Recommendation: Ensure handwashing sinks are equipped to provide water at a temperature of at least 38C (100F) through a mixing valve or combination faucet. For handwash sinks with electronic sensors, and other types of handwash sinks where the user cannot make temperature adjustments, ensure the temperature provided to the user after the mixing valve does not exceed 49C (120F).
Item No.: 30
Site: Galley-Door Leading to Staff Mess
Violation: The handwash station did not have a waste receptacle when the inspector washed his hands.
Recommendation: Ensure a handwashing facility includes a sink, soap dispenser, single-use towels dispenser, and waste receptacle.
Item No.: 30
Site: Galley-Toilet Room
Violation: The lock on the toilet room door was extended out so the toilet room door was not completely closed.
Recommendation: Ensure toilet rooms are completely enclosed and have tight-fitting, self-closing doors which are kept closed except during cleaning or maintenance.
Item No.: 31
Site: Bar-Bali Hi
Violation: A first aid kit was found stored with beverage containers in a food cabinet.
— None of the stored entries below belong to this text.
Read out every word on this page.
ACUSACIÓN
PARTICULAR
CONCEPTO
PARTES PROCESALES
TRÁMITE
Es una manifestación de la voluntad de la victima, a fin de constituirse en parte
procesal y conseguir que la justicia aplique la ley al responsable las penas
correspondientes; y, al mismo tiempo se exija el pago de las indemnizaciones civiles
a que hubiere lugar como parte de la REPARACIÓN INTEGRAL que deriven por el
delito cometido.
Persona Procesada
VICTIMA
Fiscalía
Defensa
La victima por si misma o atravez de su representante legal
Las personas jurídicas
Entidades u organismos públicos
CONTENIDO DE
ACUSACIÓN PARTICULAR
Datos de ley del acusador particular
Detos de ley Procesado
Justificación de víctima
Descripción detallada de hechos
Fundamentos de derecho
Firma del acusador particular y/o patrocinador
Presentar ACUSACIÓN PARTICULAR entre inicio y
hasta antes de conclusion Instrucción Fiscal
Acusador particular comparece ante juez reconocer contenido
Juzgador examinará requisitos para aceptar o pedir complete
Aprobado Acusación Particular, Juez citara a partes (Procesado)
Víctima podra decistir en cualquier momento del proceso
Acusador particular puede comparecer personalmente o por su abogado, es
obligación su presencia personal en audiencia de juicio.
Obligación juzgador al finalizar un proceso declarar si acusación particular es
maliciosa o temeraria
The kit was moved to a non-food area of this pantry.
Recommendation: Ensure first aid supplies in a food area for food employees' use are labeled and stored in a kit or a container that is located to prevent the contamination of food, equipment, utensils, linens, and single-service and single-use articles.
Item No.: 33
Site: Provisions-Vegetable Store Room
Violation: There was a leak in the deckhead over the portside aft area walkway. The water was not dripping on any food but it was pooling in the second light fixture from the end.
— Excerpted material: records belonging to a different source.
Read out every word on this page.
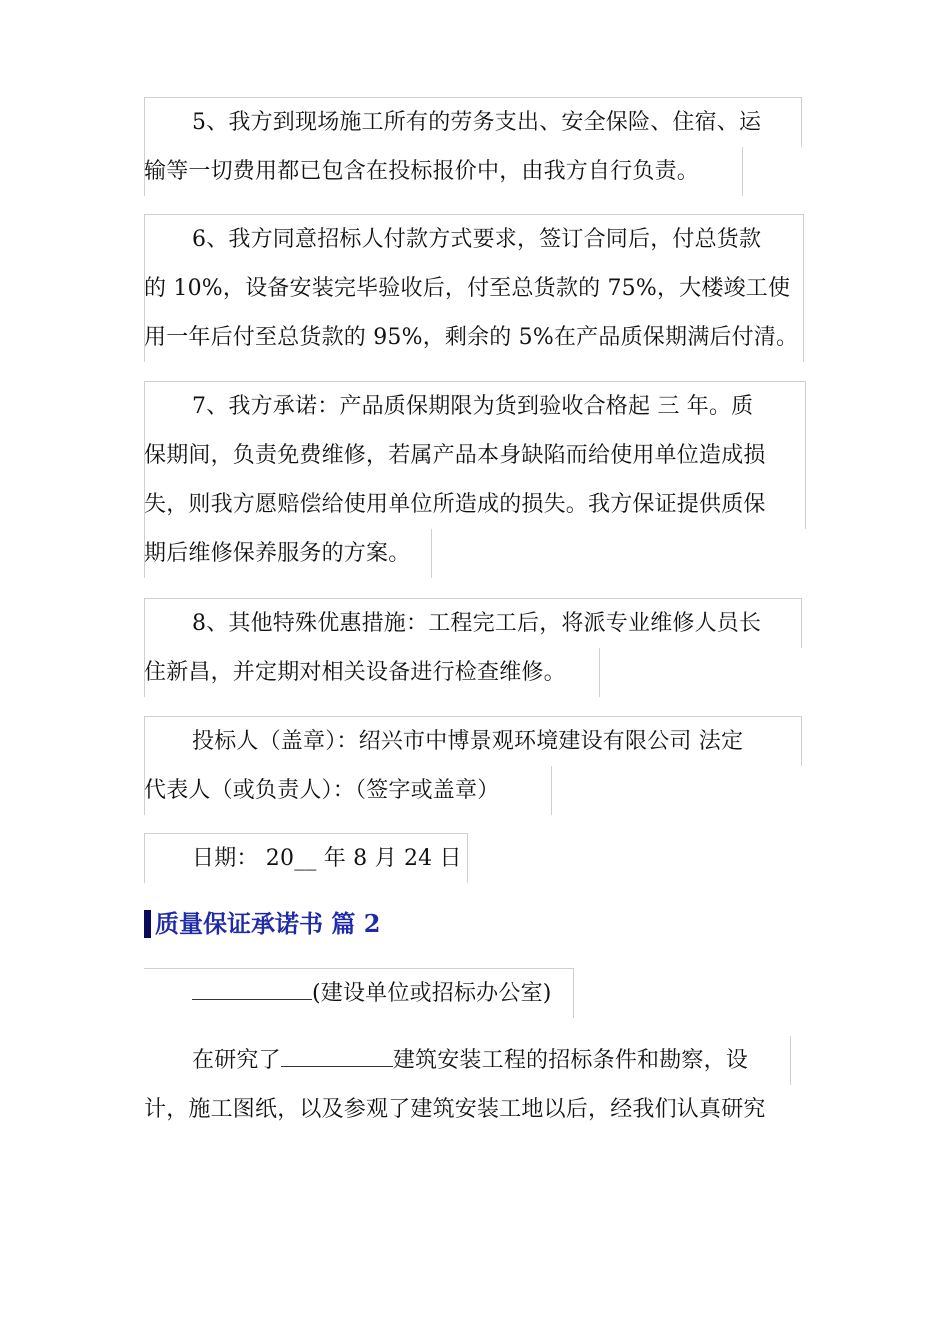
5、我方到现场施工所有的劳务支出、安全保险、住宿、运
输等一切费用都已包含在投标报价中，由我方自行负责。
6、我方同意招标人付款方式要求，签订合同后，付总货款
的 10%，设备安装完毕验收后，付至总货款的 75%，大楼竣工使
用一年后付至总货款的 95%，剩余的 5%在产品质保期满后付清。
7、我方承诺：产品质保期限为货到验收合格起 三 年。质
保期间，负责免费维修，若属产品本身缺陷而给使用单位造成损
失，则我方愿赔偿给使用单位所造成的损失。我方保证提供质保
期后维修保养服务的方案。
8、其他特殊优惠措施：工程完工后，将派专业维修人员长
住新昌，并定期对相关设备进行检查维修。
投标人（盖章）：绍兴市中博景观环境建设有限公司 法定
代表人（或负责人）：（签字或盖章）
日期： 20__ 年 8 月 24 日
质量保证承诺书 篇 2
(建设单位或招标办公室)
在研究了	建筑安装工程的招标条件和勘察，设
计，施工图纸，以及参观了建筑安装工地以后，经我们认真研究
Recommendation: Ensure decks, bulkheads, and deckheads in food preparation, warewashing, pantries, and storage areas are maintained in good repair.
Item No.: 36
Site: Preparation Room-Hot Buffet
Violation: The light intensity behind the two self-cooking ovens was less than 110 lux.
Recommendation: Ensure the light intensity is at least 110 lux (10 foot candles) at a distance of 75 centimeters (30 inches) above the deck when in use, in walk-in refrigerator units and dry storage areas, and in other areas and rooms during periods of cleaning. Ensure the light intensity is at least 110 lux (10 foot candles) behind and around mounted equipment, including counter-mounted equipment.
Item No.: 36
Site: Preparation Room-Main Oven
Violation: The light intensity behind the main oven was less than 110 lux.
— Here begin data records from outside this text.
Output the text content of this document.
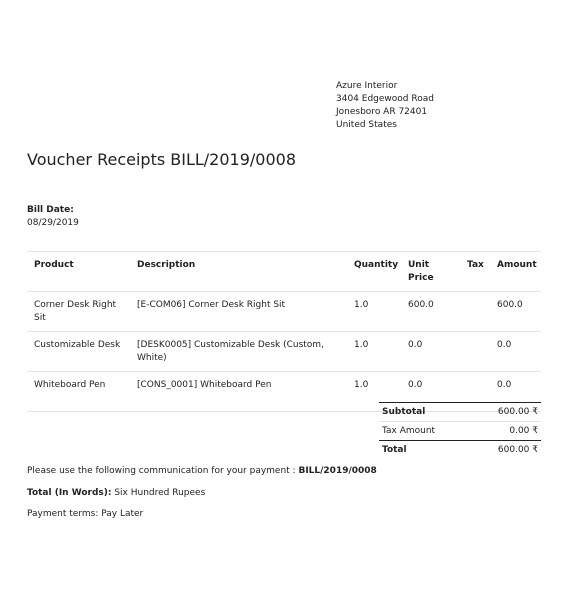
Azure Interior
3404 Edgewood Road
Jonesboro AR 72401
United States
Voucher Receipts BILL/2019/0008
Bill Date:
08/29/2019
Product	Description	Quantity	Unit Price	Tax	Amount
Corner Desk Right Sit	[E-COM06] Corner Desk Right Sit	1.0	600.0		600.0
Customizable Desk	[DESK0005] Customizable Desk (Custom, White)	1.0	0.0		0.0
Whiteboard Pen	[CONS_0001] Whiteboard Pen	1.0	0.0		0.0
Subtotal	600.00 ₹
Tax Amount	0.00 ₹
Total	600.00 ₹
Please use the following communication for your payment : BILL/2019/0008
Total (In Words): Six Hundred Rupees
Payment terms: Pay Later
Recommendation: Ensure the light intensity is at least 110 lux (10 foot candles) at a distance of 75 centimeters (30 inches) above the deck when in use, in walk-in refrigerator units and dry storage areas, and in other areas and rooms during periods of cleaning. Ensure the light intensity is at least 110 lux (10 foot candles) behind and around mounted equipment, including counter-mounted equipment.
Item No.: 36
Site: Galley-La Cocina Show Galley
Violation: The light level on either side of the deck pizza oven was not at 110 lux. A new light had been added at the rear of the oven improving the visibility in this area. Additional lights for the sides were on order.
Recommendation: Ensure the light intensity is at least 110 lux (10 foot candles) around counter-mounted equipment.